Катя целый день провела в том, чтобы привести в порядок весь дом. Всё выглядело как-то неуютно. Кухарка жила новая и не знала заведенных порядков. Комнаты оставались неметеными, везде валялись неприбранные вещи, вообще царил самый обидный беспорядок. Катя всё время наблюдала отца, и её поразило больше всего то, что он и к Сереже относился с тем же непонятным равнодушием.
— Ты у него давно был? — спрашивала Катя, наблюдая отца. — Ну, что он?
— Сережа-то? А ничего… Живет.
— Хорошо живет?
— А кто его знает…
Петр Афонасьевич грустно улыбнулся, посмотрел на дочь какими-то грустными глазами и прибавил:
— Того, Катя… как это тебе сказать… ну, не понимаю я.
— Что не понимаешь?
— А так… Помнишь, как Сережа-то поступил в гимназию? Сколько было хлопот, работы… да… Ждали всё Сережу. Мать так и не дождалась. Всё я её жалел, что не дождалась она. А теперь… Ну, да это я так.
— Нет, говори, папа…
— Да ты бы сама посмотрела на Сережу, Катя. Точно вы чужие… Даже обидно. А впрочем, как знаете, сами не маленькие… Да, что я тебе хотел сказать?.. Ах, да… Мать-то я всё жалел, а теперь… Устроился наш Сережа хорошо, как все адвокаты, всё у него есть… своих лошадей держит. Посылаю к нему как-то вдову-соседку… Помнишь, сапожник рядом жил? Ну, так он умер… пил сильно… После него осталось какое-то имущество, избенка, а дети-то мать и выгнали. Пришла, плачет. Послал я её к Сереже, чтобы он помог ей.
Петр Афонасьевич сделал передышку, точно ему трудно было выговорить роковое слово.
— Не принял… — тихо проговорил он наконец. — Некогда, говорит. Ежели я всякие пустяки буду разбирать, говорит, так поесть некогда. Вот как он разговаривает, наш Сережа-то… Забыл, как сам рос в бедности да в нужде. Чужая-то беда не трогает… Обидно это мне стало, Катя, ну, я и сказал: «А помнишь, Сережа, как покойный Григорий Иваныч всякую бедноту призревал? Никому отказа не было…» Он, Сережа-то, только этак усмехнулся и говорит: «Ну, папа, перестань разводить сентиментальности». Вот я тогда и вспомнил про мать-то. Разве для этого мы ростили Сережу? Ну, женится он на богатой, еще пару лошадей заведет, купит себе дом, — всё, как у богатых. Только всё это в свою кожу, для собственного удовольствия… Горько мне стало, Катя. Грешный человек, подумал, что, пожалуй, и хорошо сделала мать-то, что во-время умерла…

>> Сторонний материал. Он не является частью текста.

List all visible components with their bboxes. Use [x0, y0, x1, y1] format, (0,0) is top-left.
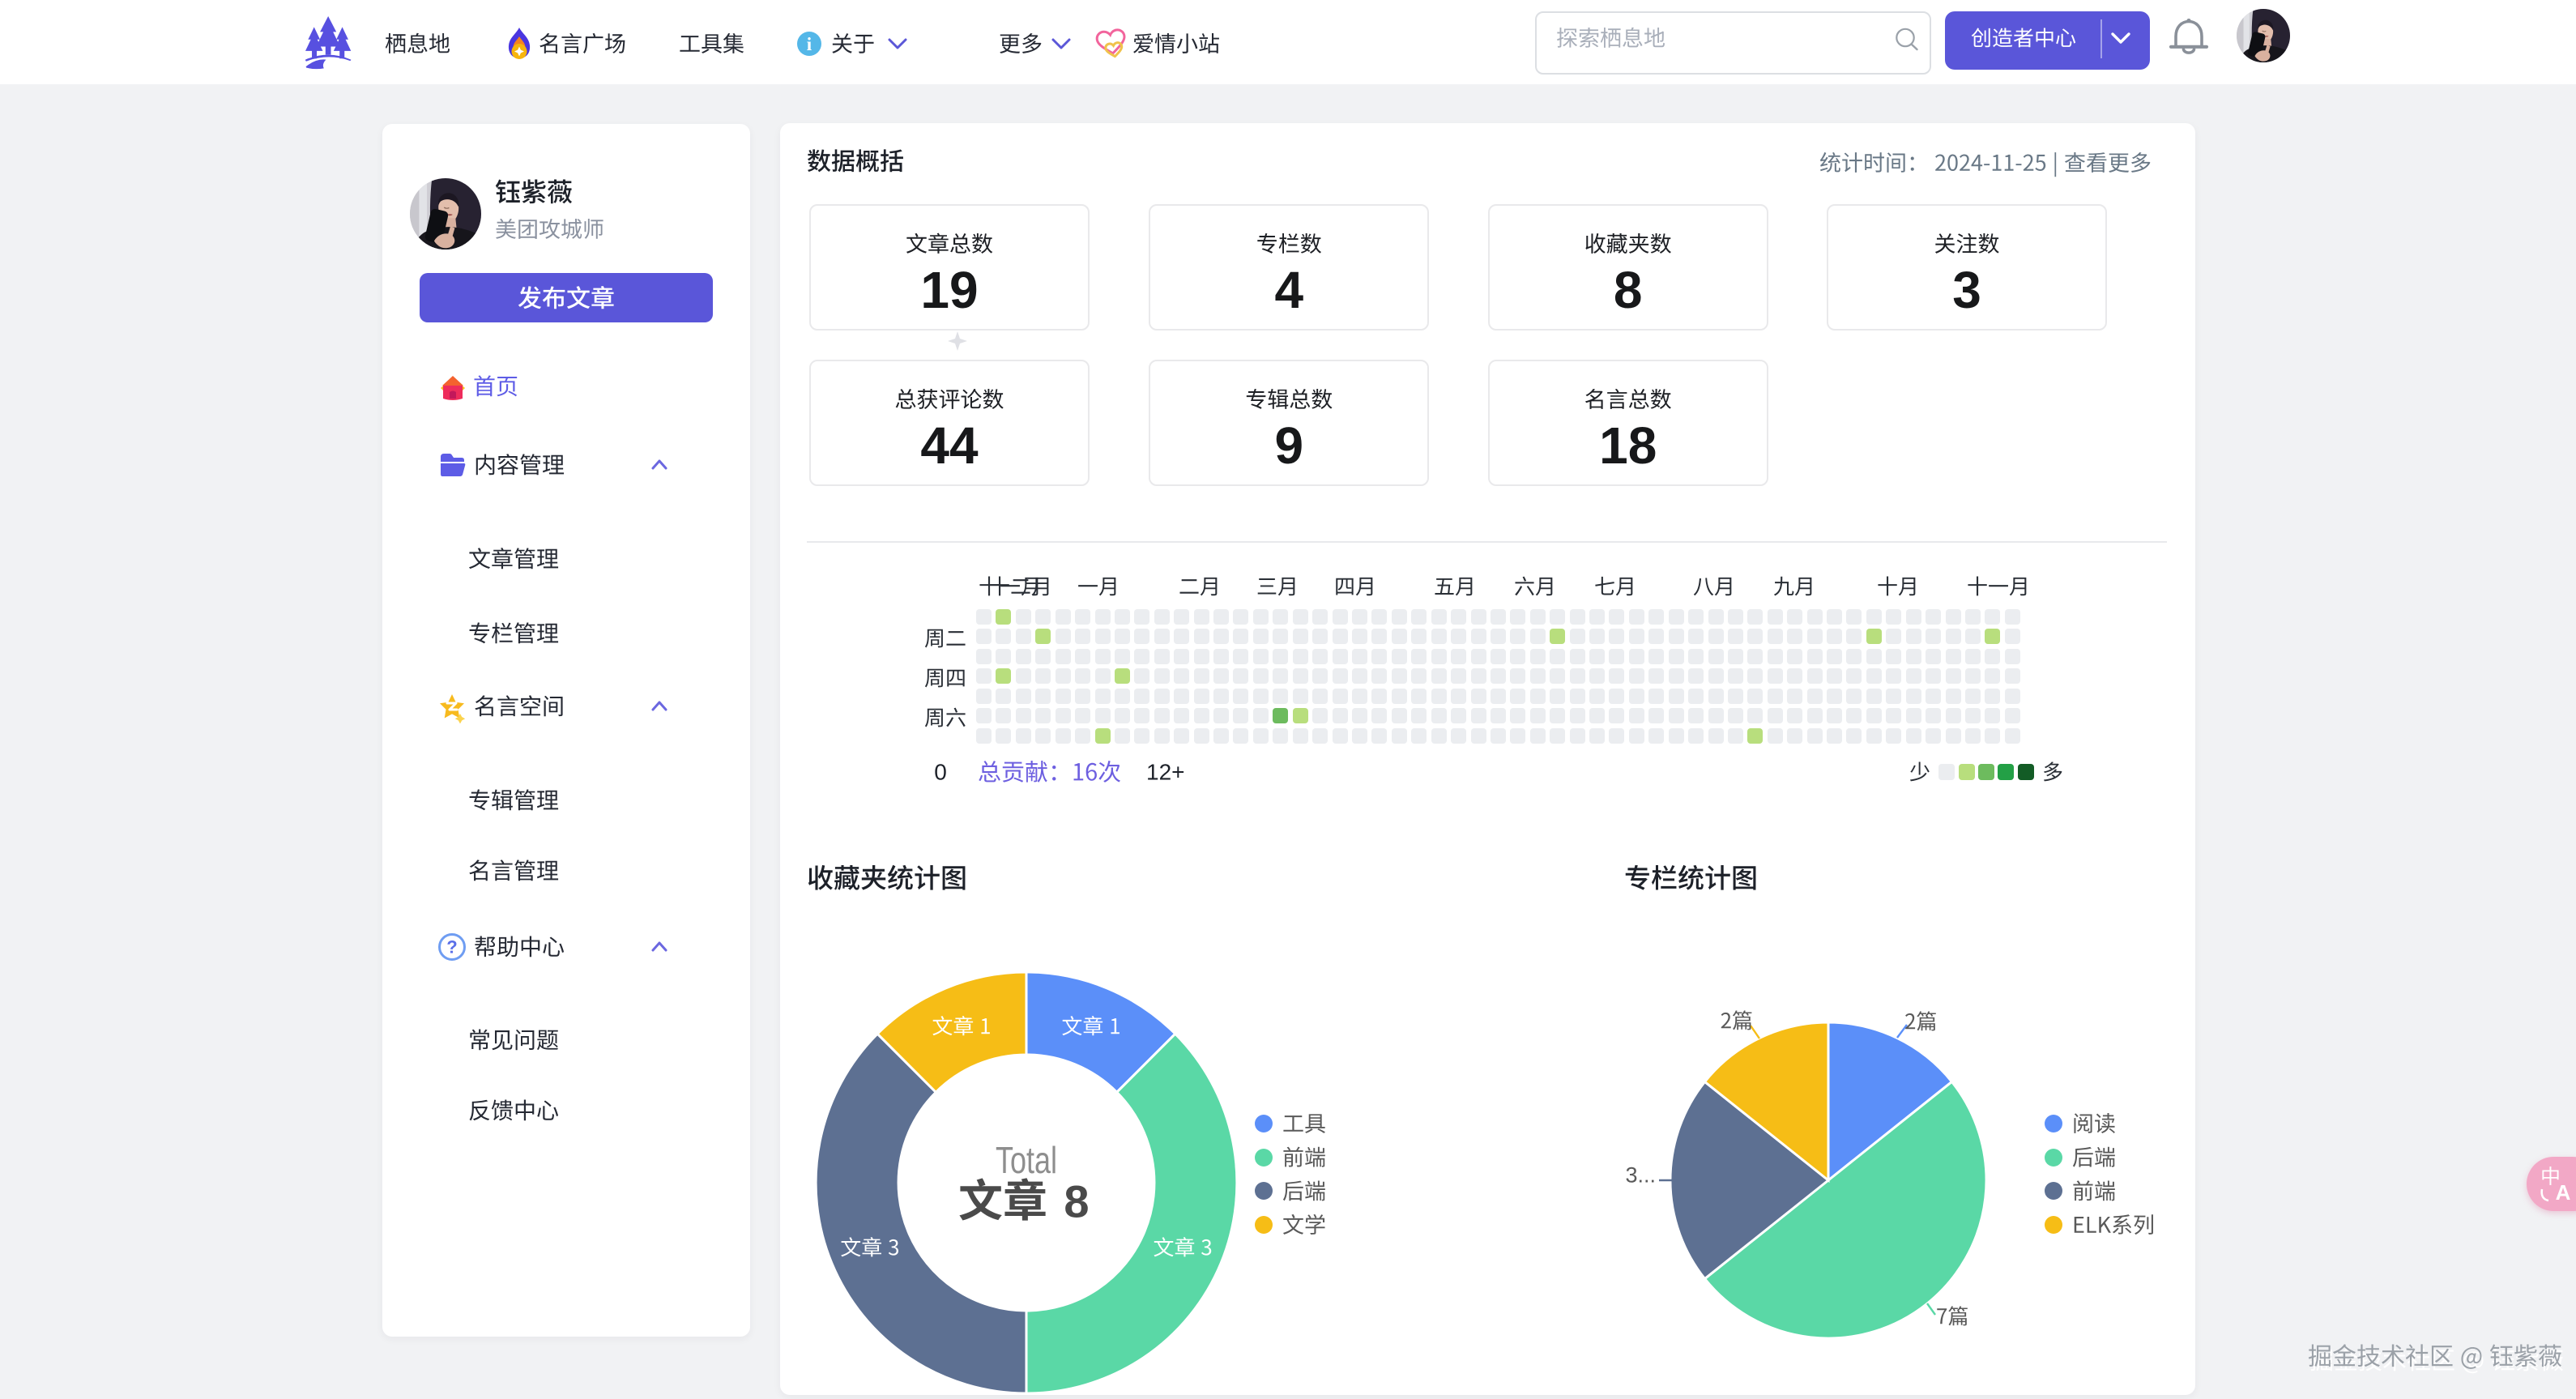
svg-text:4: 4: [1275, 261, 1304, 319]
svg-text:3: 3: [1952, 261, 1981, 319]
svg-text:19: 19: [920, 261, 978, 319]
svg-text:0: 0: [934, 760, 947, 785]
svg-text:12+: 12+: [1146, 760, 1185, 785]
svg-text:8: 8: [1064, 1175, 1089, 1226]
svg-text:A: A: [2556, 1180, 2571, 1205]
svg-text:18: 18: [1599, 416, 1657, 475]
svg-text:44: 44: [920, 416, 979, 475]
svg-text:9: 9: [1275, 416, 1304, 475]
svg-text:?: ?: [446, 937, 457, 958]
svg-text:8: 8: [1614, 261, 1643, 319]
svg-text:Total: Total: [996, 1139, 1057, 1181]
svg-text:3...: 3...: [1625, 1162, 1656, 1187]
svg-text:i: i: [807, 34, 812, 54]
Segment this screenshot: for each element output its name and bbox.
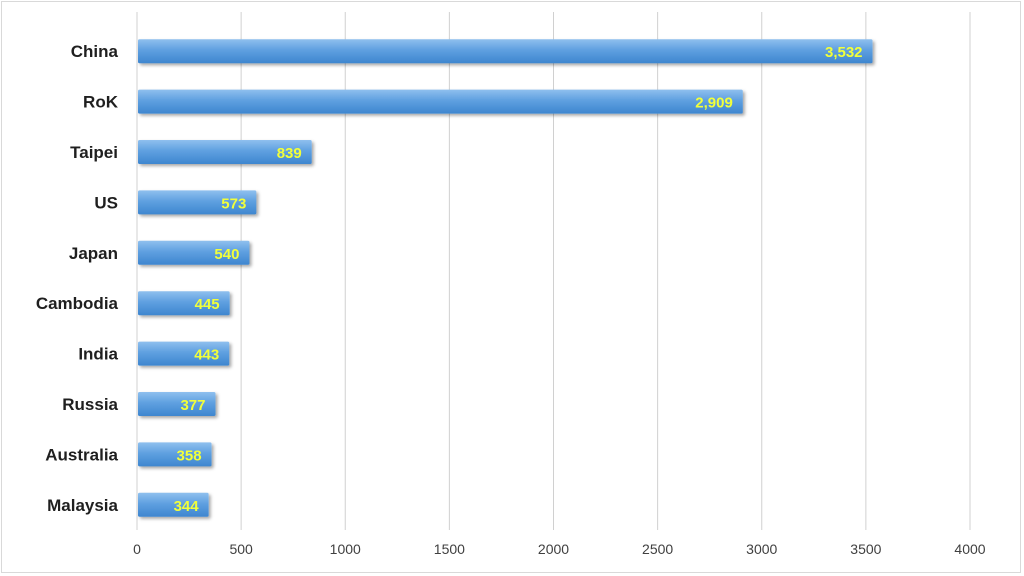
data-label: 540 <box>214 246 239 263</box>
bars <box>138 39 873 517</box>
data-label: 839 <box>277 145 302 162</box>
category-label: Australia <box>45 445 118 464</box>
category-label: India <box>78 345 118 364</box>
bar-china <box>138 39 873 64</box>
value-axis-tick-labels: 0 500 1000 1500 2000 2500 3000 3500 4000 <box>133 541 986 557</box>
category-label: Malaysia <box>47 496 118 515</box>
bar-us <box>138 190 257 215</box>
category-label: Cambodia <box>36 294 119 313</box>
bar-russia <box>138 392 216 416</box>
x-tick-label: 3000 <box>746 541 777 557</box>
x-tick-label: 1000 <box>330 541 361 557</box>
data-label: 377 <box>180 397 205 414</box>
category-label: Japan <box>69 244 118 263</box>
bar-australia <box>138 442 212 467</box>
bar-malaysia <box>138 492 209 517</box>
bar-japan <box>138 240 250 265</box>
bar-rok <box>138 89 743 114</box>
data-label: 3,532 <box>825 44 863 61</box>
data-label: 2,909 <box>695 95 733 112</box>
data-labels: 3,532 2,909 839 573 540 445 443 377 358 344 <box>174 44 863 515</box>
category-label: Russia <box>62 395 118 414</box>
data-label: 358 <box>177 447 202 464</box>
x-tick-label: 4000 <box>954 541 985 557</box>
x-tick-label: 0 <box>133 541 141 557</box>
category-label: Taipei <box>70 143 118 162</box>
x-tick-label: 1500 <box>434 541 465 557</box>
bar-taipei <box>138 140 312 164</box>
category-label: US <box>94 193 118 212</box>
x-tick-label: 500 <box>229 541 253 557</box>
x-tick-label: 3500 <box>850 541 881 557</box>
bar-cambodia <box>138 291 230 316</box>
category-axis-labels: China RoK Taipei US Japan Cambodia India Russia… <box>36 42 119 515</box>
category-label: China <box>71 42 119 61</box>
data-label: 445 <box>195 296 220 313</box>
data-label: 344 <box>174 498 200 515</box>
data-label: 573 <box>221 195 246 212</box>
x-tick-label: 2500 <box>642 541 673 557</box>
x-tick-label: 2000 <box>538 541 569 557</box>
bar-india <box>138 341 230 366</box>
category-label: RoK <box>83 93 119 112</box>
data-label: 443 <box>194 347 219 364</box>
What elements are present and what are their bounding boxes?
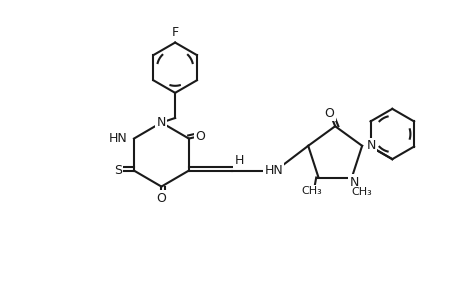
Text: H: H bbox=[234, 154, 243, 167]
Text: CH₃: CH₃ bbox=[351, 187, 371, 197]
Text: CH₃: CH₃ bbox=[301, 186, 321, 196]
Text: HN: HN bbox=[108, 132, 127, 145]
Text: N: N bbox=[366, 139, 375, 152]
Text: N: N bbox=[157, 116, 166, 129]
Text: O: O bbox=[324, 107, 334, 120]
Text: S: S bbox=[114, 164, 122, 177]
Text: O: O bbox=[195, 130, 205, 143]
Text: HN: HN bbox=[264, 164, 282, 177]
Text: F: F bbox=[171, 26, 178, 39]
Text: N: N bbox=[349, 176, 358, 189]
Text: O: O bbox=[156, 191, 166, 205]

Катя стала защищать Сережу, чтобы разогнать тяжелое настроение старика, но Петр Афонасьевич не поддался на это.
— Ах, не то, Катя… и сама ты не то думаешь. Помнишь, когда Сережа поступил в гимназию, так Григорий Иваныч устроил целый бал. И речь сказал. О богатых он тогда правильно выразил всё. Ну, вот я и вспомнил…
В уме Кати пронеслась далекая картина раннего детства. Да, Григорий Иваныч был прав, как сейчас прав отец. В маленьком домике незримо прошла тень честного труженика, предостерегавшего детей от увлечения богатством.